The following output files will be produced, in a folder specified by the user: Output directory structure will be like below
results_dir
|-- per_layer_quant_enabled.html
|-- per_layer_quant_enabled.json
|-- per_layer_quant_disabled.html
|-- per_layer_quant_disabled.json
|-- min_max_ranges
| |-- activations.html
| |-- activations.json
| |-- weights.html
| +-- weights.json
|-- activations_pdf
| |-- name_{input/output}_{index_0}.html
| |-- name_{input/output}_{index_1}.html
| |-- ...
| +-- name_{input/output}_{index_N}.html
|-- weights_pdf
| |-- layer1
| | |-- param_name_{channel_index_0}.html
| | |-- param_name_{channel_index_1}.html
| | |-- ...
| | +-- param_name_{channel_index_N}.html
| |-- layer2
| | |-- param_name_{channel_index_0}.html
| | |-- param_name_{channel_index_1}.html
| | |-- ...
| | +-- param_name_{channel_index_N}.html
| |-- ...
| |-- layerN
| | |-- param_name_{channel_index_0}.html
| | |-- param_name_{channel_index_1}.html
| | |-- ...
| +-- +-- param_name_{channel_index_N}.html
|-- per_layer_mse_loss.html
+-- per_layer_mse_loss.json
Per-layer analysis by enabling/disabling quantization wrappers¶
per_layer_quant_enabled.html: A plot with layers on the x-axis and model accuracy on the y-axis, where each layer’s accuracy represents the model accuracy when all quantizers in the model are disabled except for that layer’s parameter and activation quantizers.
per_layer_quant_enabled.json: A json file containing the data shown in per_layer_quant_enabled.html, associating layer names with model accuracy.
per_layer_quant_disabled.html: A plot with layers on the x-axis and model accuracy on the y-axis, where each layer’s accuracy represents the model accuracy when all quantizers in the model are enabled except for that layer’s parameter and activation quantizers.
per_layer_quant_disabled.json: A json file containing the data shown in per_layer_quant_disabled.html, associating layer names with model accuracy.
Encoding min/max ranges¶
min_max_ranges: A folder containing the following sets of files:
activations.html: A plot with output activations on the x-axis and min-max values on the y-axis, where each output activation’s range represents the encoding min and max parameters computed during forward pass calibration (explained below).
activations.json: A json file containing the data shown in activations.html, associating layer names with min and max encoding values.
weights.html: A plot with parameter names on the x-axis and min-max values on the y-axis, where each parameter’s range represents the encoding min and max parameters computed during forward pass calibration.

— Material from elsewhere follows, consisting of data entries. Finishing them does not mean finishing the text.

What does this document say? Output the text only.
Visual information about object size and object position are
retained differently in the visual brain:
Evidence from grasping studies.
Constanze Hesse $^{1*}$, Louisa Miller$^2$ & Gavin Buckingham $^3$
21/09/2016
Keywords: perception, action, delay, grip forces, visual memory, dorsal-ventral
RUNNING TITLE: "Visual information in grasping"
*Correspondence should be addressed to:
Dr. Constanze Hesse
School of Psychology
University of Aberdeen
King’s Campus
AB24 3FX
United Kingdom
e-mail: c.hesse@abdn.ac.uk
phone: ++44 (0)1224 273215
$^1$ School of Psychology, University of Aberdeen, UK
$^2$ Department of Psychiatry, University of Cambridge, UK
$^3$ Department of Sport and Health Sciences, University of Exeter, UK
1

weights.json: A json file containing the data shown in weights.html, associating parameter names with min and max encoding values.
PDF of statistics¶
(If TF Enhanced quant scheme is used) activations_pdf: A folder containing html files for each layer, plotting the histogram of tensor values seen for that layer’s output activation seen during forward pass calibration.

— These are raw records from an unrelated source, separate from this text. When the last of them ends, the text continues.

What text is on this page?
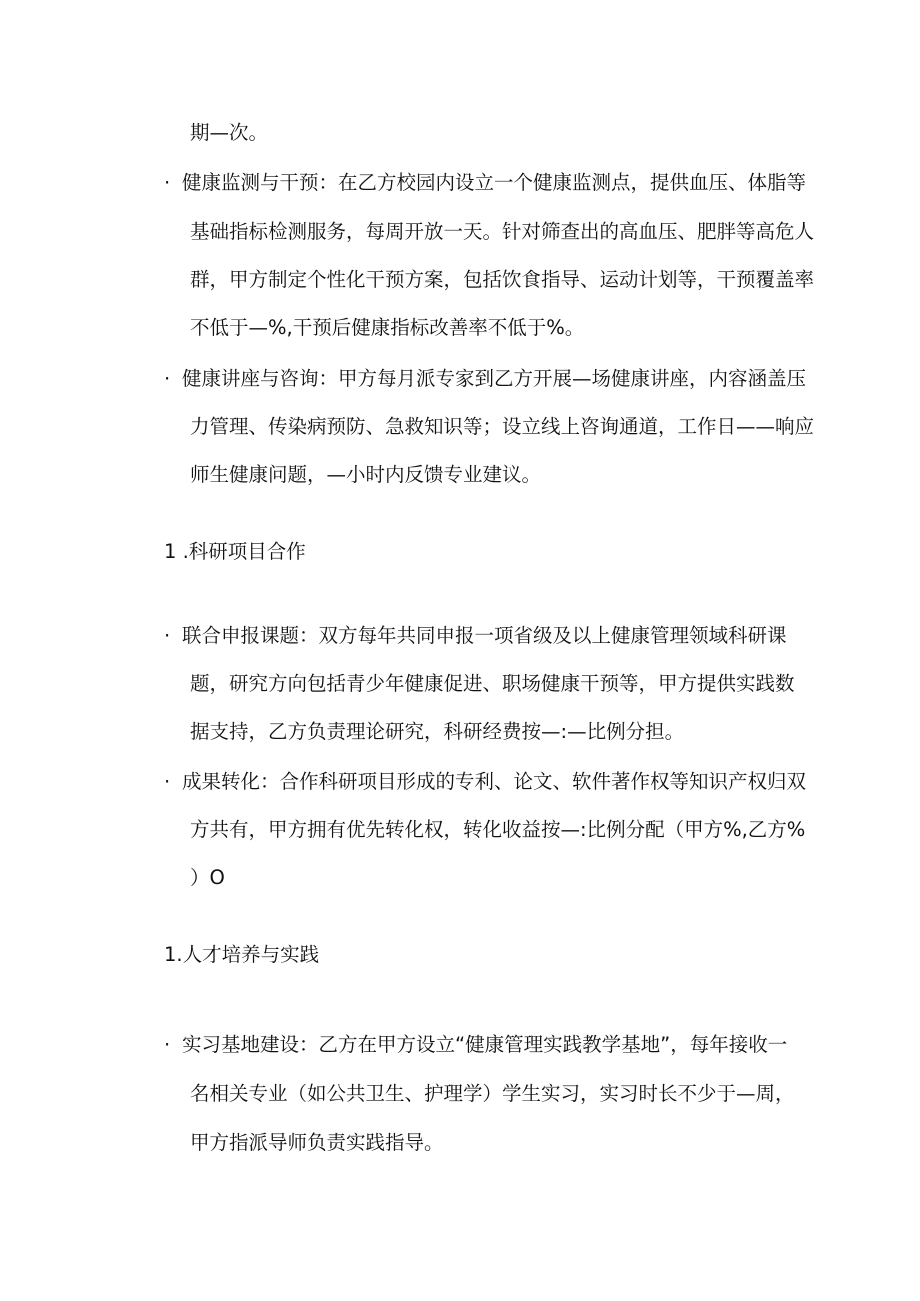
期—次。
· 健康监测与干预：在乙方校园内设立一个健康监测点，提供血压、体脂等
基础指标检测服务，每周开放一天。针对筛查出的高血压、肥胖等高危人
群，甲方制定个性化干预方案，包括饮食指导、运动计划等，干预覆盖率
不低于—%,干预后健康指标改善率不低于%。
· 健康讲座与咨询：甲方每月派专家到乙方开展—场健康讲座，内容涵盖压
力管理、传染病预防、急救知识等；设立线上咨询通道，工作日——响应
师生健康问题，—小时内反馈专业建议。
1 .科研项目合作
· 联合申报课题：双方每年共同申报一项省级及以上健康管理领域科研课
题，研究方向包括青少年健康促进、职场健康干预等，甲方提供实践数
据支持，乙方负责理论研究，科研经费按—:—比例分担。
· 成果转化：合作科研项目形成的专利、论文、软件著作权等知识产权归双
方共有，甲方拥有优先转化权，转化收益按—:比例分配（甲方%,乙方%
）O
1.人才培养与实践
· 实习基地建设：乙方在甲方设立“健康管理实践教学基地”，每年接收一
名相关专业（如公共卫生、护理学）学生实习，实习时长不少于—周，
甲方指派导师负责实践指导。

(If TF Enhanced quant scheme is used) weights_pdf: A folder containing sub folders for each layer with weights. Each layer’s folder contains html files for each parameter of that layer, with a histogram plot of tensor values seen for that parameter seen during forward pass calibration.
Per-layer MSE loss¶
(Optional, if per layer MSE loss is enabled) per_layer_mse_loss.html: A plot with layers on the x-axis and MSE loss on the y-axis, where each layer’s MSE loss represents the MSE seen comparing that layer’s outputs in the FP32 model vs. the quantized model.
(Optional, if per layer MSE loss is enabled) per_layer_mse_loss.json: A json file containing the data shown in per_layer_mse_loss.html, associating layer names with MSE loss.